Tem gente que não gosta muito de Hervé This por entender que é um pirotécnico novidadeiro e nada mais. Por mais que se esforce para se apresentar como cientista, sua imagem é muito afetada pela estrepolia que fazem com suas descobertas na cozinha. É uma forma de desqualificar o seu trabalho, destituindo-o do que é o essencial.
E o essencial são as discussões científicas que propõe em torno da culinária. Como num post recente onde enuncia tópicos relativos a questão da toxicidade alimentar. Um assunto sobre o qual Santi Santamaria criou recentemente muita celeuma, contrapondo-se a Ferran Adrià.
No post, Hervé This escreveu:
Por que não manter as melhores aplicações da química, por um lado, e, por outro, o melhor que produz a "natureza" (lembrando-nos, no entanto, que a cozinha não é natural, mas artificial)?
Na realidade, eu me deixei levar por algo inútil: ninguém convence ninguém, e prefiro ser mais assertivo, dizendo o que parece justo.
Fatos que não devem ser esquecidos em nossas discussões:
1. Nós somos a primeira geração na história a não ter conhecido a fome na França ...
2. Mas ainda existem milhões de pessoas que morrem de fome no mundo
3. A questão da alimentação mundial não está resolvida
4. Não será uma agricultura ingenuamente "natural" que alimentará o mundo todo.
5. As questões da terra e da água tornam-se graves.
6. É natural o que está na natureza sem transformação do homem. Nossos alimentos, selecionados por milênios, são realmente naturais?
7. Assim, a cozinha é artificial
8. Não tenho nada para vender
9. Apesar do que é dito sobre as intoxicações alimentares devidas à química (infelizmente confunde-se a química e suas aplicações), a expectativa de vida nos países industrializados continua a aumentar. O que isso indica?
10. Perdoem-me ao repetir o ato de fé que está no meu site
Várias dessas assertivas merecem discussão aprofundada.

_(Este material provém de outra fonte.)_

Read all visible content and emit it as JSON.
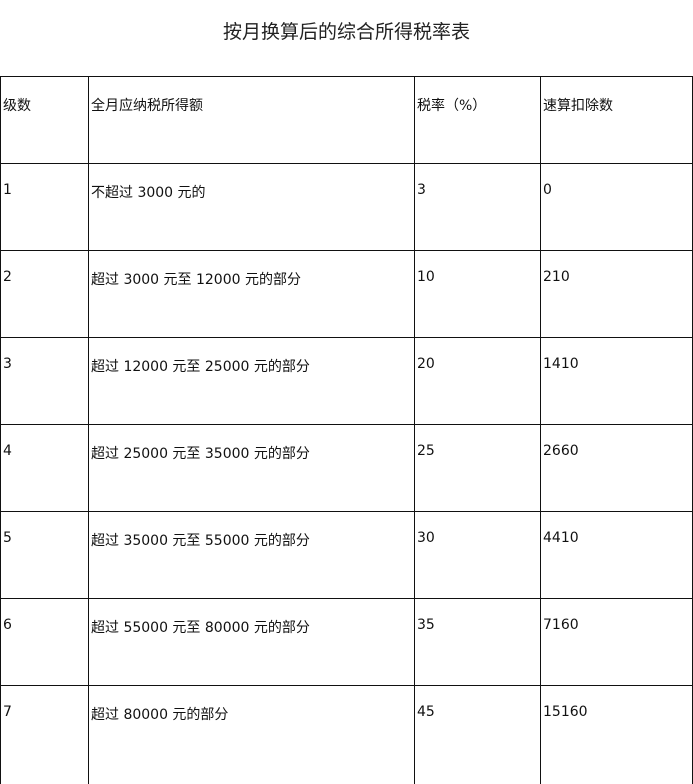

Chamo a atenção para um aspecto: Hervé, por ser um cientista, é dos poucos que, na área da gastronomia, compreende o artificial de toda a nossa alimentação, mesmo aquela que parece natural. Trata-se de um ponto de vista estritamente materialista.
A rigor, e sob a produção capitalista em especial, a natureza é uma abstração. O homem construiu culturalmente a sua “segunda natureza”, inclusive domesticando (e transformando pela seleção artificial) as espécies úteis.
Os defensores naïfs de uma cozinha “orgânica”, “natural”, e tantos outros adjetivos, deveriam pensar nisso a sério. Certamente redirecionariam suas energias contra os verdadeiros inimigos do bem estar humano, em vez de despendê-las propagando as novas religiões do “comer puro”.
Nota: escrevi “assertos”, e não “acertos”, porque são afirmações, assertivas, e não necessariamente coisas certas. (Há gente que acha, por exemplo, que uma alimentação livre de agrotóxicos poderia, sim, resolver a fome no mundo desde que sob outro sistema social...). O importante é que, em ciência, tudo é apenas provisoriamente certo. As certezas férreas estão do lado da fé.